Just because going to the Moon has been done with literally national resources squandered doesn’t at all imply that private corporations can duplicate the feat, even for a small robot. Physics problems don’t get easier with experience, can only be solved with brute force.

NASA skipped robots on the moon because the incremental costs of going on to Mars are quite low, besides that we’ve confirmed the Moon is a dusty vacuum utterly hostile to life. As we now know about Mars. It’s sheer lunacy that the Moon will EVER be occupied for more than a couple days, let alone Mars, be another couple orders of magnitude more difficult. We is doomed to stay on the planet absent some utterly unsuspected breakthrough, not a glimmer of which is now present, no matter how much Star Trek you’ve watched.

ThatSpaceGuy says:

New propulsion systems

So to list a few of the newest propulsion systems there is the DreamChasers liquid rubber and nitrousoxide, The electric “impulse” drive used to deliver many of the mars missions, The microwave drive also involved in mars missions. The aluminium furled mars return rocket proposal, and oh so many others.

The problem with most of these new propulsion systems is:
1)the low specific impulse of chemical rockets for extended use (the dream chaser drive does allow provide solid power on and off repeatedly which is limited to only a few propulsion designs but still has a limited amount of burn time overall)

or
2)the low per second power of non-chemical rockets.
Electric drives like the Impulse drive and microwave drive run long but could never lift from the surface of the moon let alone earth.

Feel free to notice the possibility of using both. (I do)

Here is one posssible way we could go to mars (or further).

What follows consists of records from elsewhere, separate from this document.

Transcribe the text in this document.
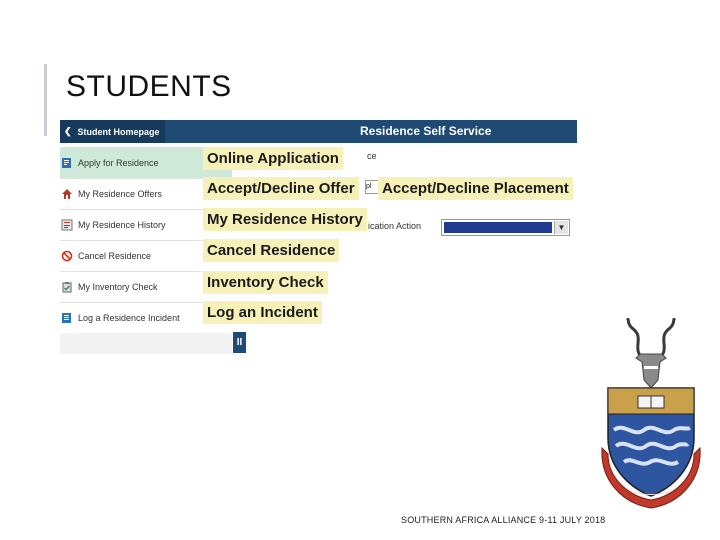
STUDENTS
❮ Student Homepage	Residence Self Service
Apply for Residence
My Residence Offers
My Residence History
Cancel Residence
My Inventory Check
Log a Residence Incident
ce
pl
ication Action	▼
Online Application
Accept/Decline Offer Accept/Decline Placement
My Residence History
Cancel Residence
Inventory Check
Log an Incident
II
SOUTHERN AFRICA ALLIANCE 9-11 JULY 2018
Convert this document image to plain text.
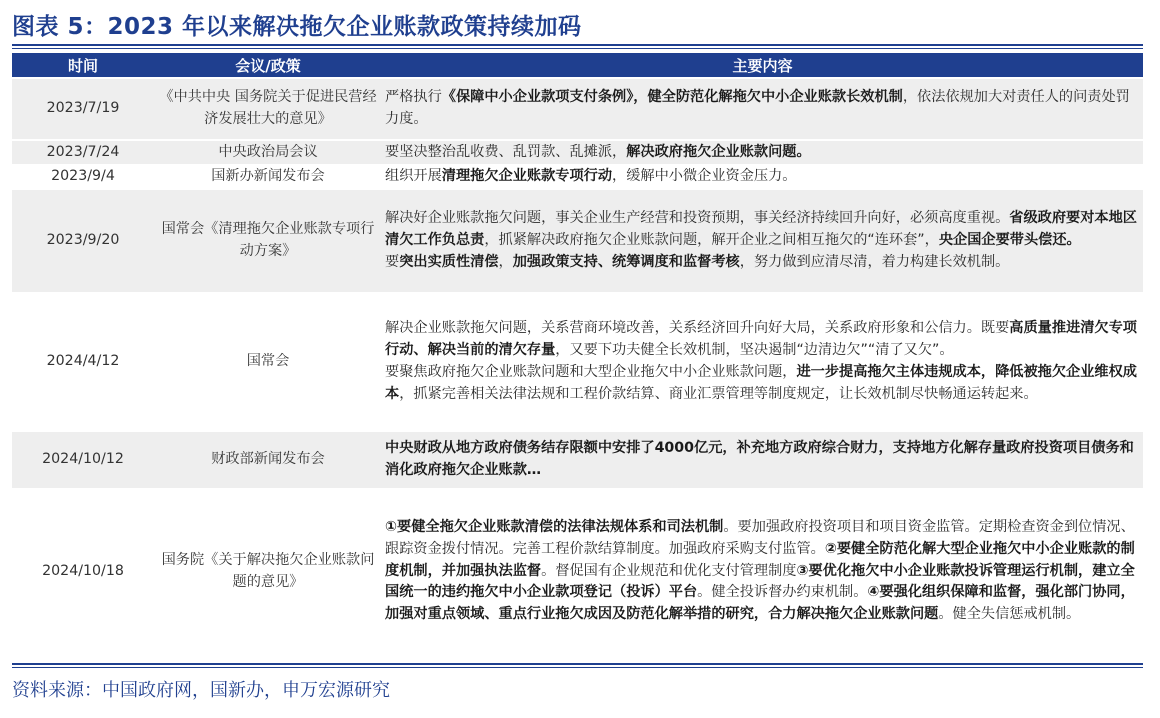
图表 5：2023 年以来解决拖欠企业账款政策持续加码
时间	会议/政策	主要内容
2023/7/19	《中共中央 国务院关于促进民营经济发展壮大的意见》	严格执行《保障中小企业款项支付条例》，健全防范化解拖欠中小企业账款长效机制，依法依规加大对责任人的问责处罚力度。
2023/7/24	中央政治局会议	要坚决整治乱收费、乱罚款、乱摊派，解决政府拖欠企业账款问题。
2023/9/4	国新办新闻发布会	组织开展清理拖欠企业账款专项行动，缓解中小微企业资金压力。
2023/9/20	国常会《清理拖欠企业账款专项行动方案》	解决好企业账款拖欠问题，事关企业生产经营和投资预期，事关经济持续回升向好，必须高度重视。省级政府要对本地区清欠工作负总责，抓紧解决政府拖欠企业账款问题，解开企业之间相互拖欠的“连环套”，央企国企要带头偿还。
要突出实质性清偿，加强政策支持、统筹调度和监督考核，努力做到应清尽清，着力构建长效机制。
2024/4/12	国常会	解决企业账款拖欠问题，关系营商环境改善，关系经济回升向好大局，关系政府形象和公信力。既要高质量推进清欠专项行动、解决当前的清欠存量，又要下功夫健全长效机制，坚决遏制“边清边欠”“清了又欠”。
要聚焦政府拖欠企业账款问题和大型企业拖欠中小企业账款问题，进一步提高拖欠主体违规成本，降低被拖欠企业维权成本，抓紧完善相关法律法规和工程价款结算、商业汇票管理等制度规定，让长效机制尽快畅通运转起来。
2024/10/12	财政部新闻发布会	中央财政从地方政府债务结存限额中安排了4000亿元，补充地方政府综合财力，支持地方化解存量政府投资项目债务和消化政府拖欠企业账款…
2024/10/18	国务院《关于解决拖欠企业账款问题的意见》	①要健全拖欠企业账款清偿的法律法规体系和司法机制。要加强政府投资项目和项目资金监管。定期检查资金到位情况、跟踪资金拨付情况。完善工程价款结算制度。加强政府采购支付监管。②要健全防范化解大型企业拖欠中小企业账款的制度机制，并加强执法监督。督促国有企业规范和优化支付管理制度③要优化拖欠中小企业账款投诉管理运行机制，建立全国统一的违约拖欠中小企业款项登记（投诉）平台。健全投诉督办约束机制。④要强化组织保障和监督，强化部门协同，加强对重点领域、重点行业拖欠成因及防范化解举措的研究，合力解决拖欠企业账款问题。健全失信惩戒机制。
资料来源：中国政府网，国新办，申万宏源研究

-Use a pegasus style air launch to reduce the first stage costs and get the basic parts into higher orbit (Stratolaunch).
-Add the ability to combine launched materials and fuels to build the second stage higher up out of the gravity well (international space station)
-Include the electric drives currently used to sustain orbits of our larger satillites to increase range

Such a planned steped system could alow some very nice exploration in our near future.

Just remember that having a way to physically place the weight on another planet does not complete the trip.

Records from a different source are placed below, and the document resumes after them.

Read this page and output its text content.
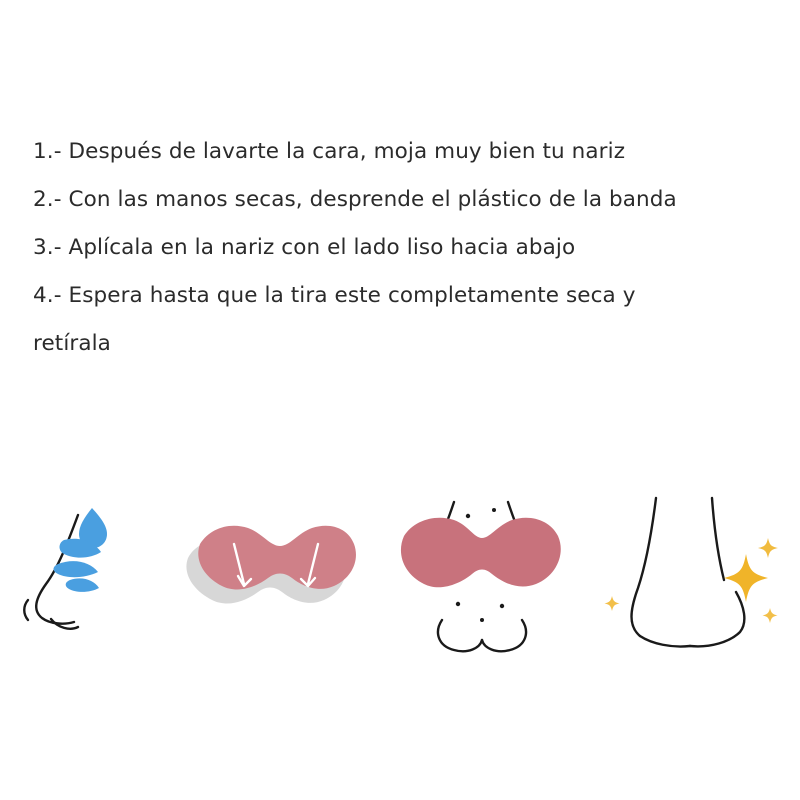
1.- Después de lavarte la cara, moja muy bien tu nariz
2.- Con las manos secas, desprende el plástico de la banda
3.- Aplícala en la nariz con el lado liso hacia abajo
4.- Espera hasta que la tira este completamente seca y
retírala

We have been studying the effects of near-weightlessness on human bodies for years now and they are formidible. So to are the effects of radiation outside of the earth’s planetary magnetoshpere.

The need to keep humans warm, fed, watered, and breathing are the only parts we have any real experience with and the catestrophic results of pushing human bodies into the radiation storm of outerspace without having a functioning magnetic shield to protect them does not bear up under clear headed thought.

I loved star trek too but I know that there is a lot more work to be done if those technologies are to become more than scripted dreams.

So I say “If you want to go then you’d better get to work”.
Make those radiation shields.
Build that atmosphere recycler.
Create ultra-dense renewable food sources (even star trek created a magic food dispenser).

When you have all of those, then you can talk about how propulsion is your limit.

Because we can and have moved the metal, but we would be moving a corpse if we did it with humans before we make the trip safe to take.

Please keep dreaming. But please also consider becoming part of making the things you want to see in the future a reality by getting that advanced degree and working toward the technologies need to bring those dreams to life.